Kart also needs to skip over any features that have not fetched - since they are not present locally, Kart doesn’t know exactly what those features are, but can infer that they must be features somewhere outside the spatial filter, or they would have been fetched. Kart is only willing to skip over missing features in this way if a spatial filter was active during the clone operation, and the missing features are in “promisor” packfiles, which are packfiles which can have missing objects - partial clones result in these types of packfiles. Standard packfiles (non-promisor) by contrast are guaranteed to not have any missing objects, so Kart will abort immediately if it encounters a missing object in such a packfile - since the guarantee has been unexpectedly broken, the repository must be corrupt in some way.

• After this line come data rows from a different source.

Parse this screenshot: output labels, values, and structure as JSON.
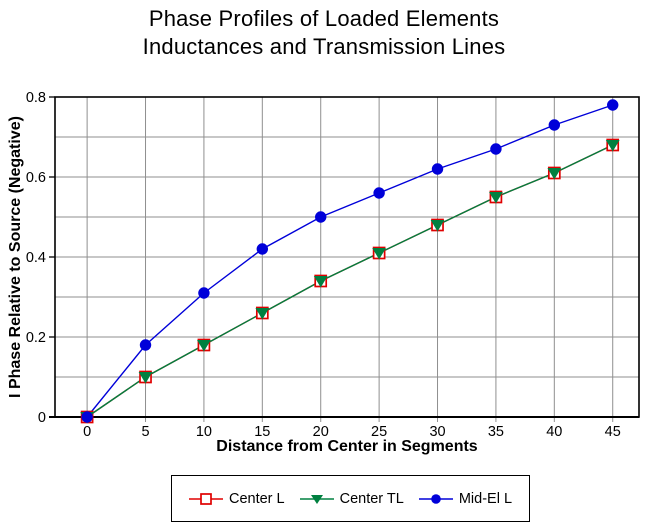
{
  "title": {
    "line1": "Phase Profiles of Loaded Elements",
    "line2": "Inductances and Transmission Lines"
  },
  "chart_data": {
    "type": "line",
    "title": "Phase Profiles of Loaded Elements Inductances and Transmission Lines",
    "xlabel": "Distance from Center in Segments",
    "ylabel": "I Phase Relative to Source (Negative)",
    "x": [
      0,
      5,
      10,
      15,
      20,
      25,
      30,
      35,
      40,
      45
    ],
    "xlim": [
      -2.75,
      47.25
    ],
    "ylim": [
      0,
      0.8
    ],
    "x_ticks": [
      0,
      5,
      10,
      15,
      20,
      25,
      30,
      35,
      40,
      45
    ],
    "y_ticks": [
      0,
      0.2,
      0.4,
      0.6,
      0.8
    ],
    "y_gridlines": [
      0.1,
      0.2,
      0.3,
      0.4,
      0.5,
      0.6,
      0.7
    ],
    "grid": true,
    "legend_position": "bottom",
    "background_color": "#ffffff",
    "grid_color": "#8f8f8f",
    "axis_color": "#000000",
    "series": [
      {
        "name": "Center L",
        "marker": "open-square",
        "color": "#e00000",
        "values": [
          0,
          0.1,
          0.18,
          0.26,
          0.34,
          0.41,
          0.48,
          0.55,
          0.61,
          0.68
        ]
      },
      {
        "name": "Center TL",
        "marker": "triangle-down",
        "color": "#008040",
        "values": [
          0,
          0.1,
          0.18,
          0.26,
          0.34,
          0.41,
          0.48,
          0.55,
          0.61,
          0.68
        ]
      },
      {
        "name": "Mid-El L",
        "marker": "circle",
        "color": "#0000d9",
        "values": [
          0,
          0.18,
          0.31,
          0.42,
          0.5,
          0.56,
          0.62,
          0.67,
          0.73,
          0.78
        ]
      }
    ]
  }
}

The third party libraries that Kart uses for reading Git repositories - pygit2 and libgit2 - currently don’t have full support for partial clones, so they don’t have a way of separating objects that are missing-but-promised (as in promisor packfiles) and objects that are unexpectedly missing (that is, corrupt). Kart maintains a fork of each project which has this functionality added, but which has not yet been merged upstream. These are found here:
Appendix - More on Limitations
Not much disk space is saved when features are small on disk
(Previously tracked as #557)
When spatial filtering is applied during a clone, some blobs are not sent, but at this point, all tree objects are sent. (These “tree” objects group the features into a hierarchy that is not visible to the user, but which gives the repository a git-compatible structure).
When features are very small in terms of bytes on disk (ie, more commonly for POINT geometries), then the feature blobs may be much smaller than the tree structure, and a spatially filtered clone may not provide much benefit at all in terms of bandwidth or disk space saved.
In this case, you might opt to clone without a spatial filter at all
since it is not benefitting you, or you might opt to clone with
--spatial-filter-after-clone
- this flag means that the spatial
filter is only applied locally, which means you can change it at any
time without having to refetch any missing features.
Repeatedly changing the spatial filter is inefficient
(Previously tracked as #558)
Changing the spatial filter “locally” is relatively efficient - in this scenario you have already fetched the necessary data, and Kart is just changing your view of the data and repopulating the working copy with only the data that matches your spatial filter.
These local-only changes happen if you cloned the entire repository originally - in this case you can set any spatial filter you want from that point on and it will always be a local-only change - or, if you originally cloned with a large spatial filter, and you are now changing the spatial filter to be a smaller spatial filter that is a subset of it.
Changing your spatial filter to a new spatial filter that isn’t a subset of what was originally fetched, causes the fetching of data to begin again from scratch - it is no more efficient in terms of bandwidth than if you had cloned a brand new repository while specifying the new spatial filter. Currently no attempt is made to skip the resending of features that the client already has (this is possible, but technically difficult and not yet implemented).
For this reason, if you intend to change the spatial filter often, it is best to initially clone using a spatial filter that is a superset of the various spatial filters you intend to use (for example, if you intend to switch between using different cities in your state as spatial filters, it is probably best to clone the entire state initially). Depending on your use case, it may be simplest to clone the entire repository.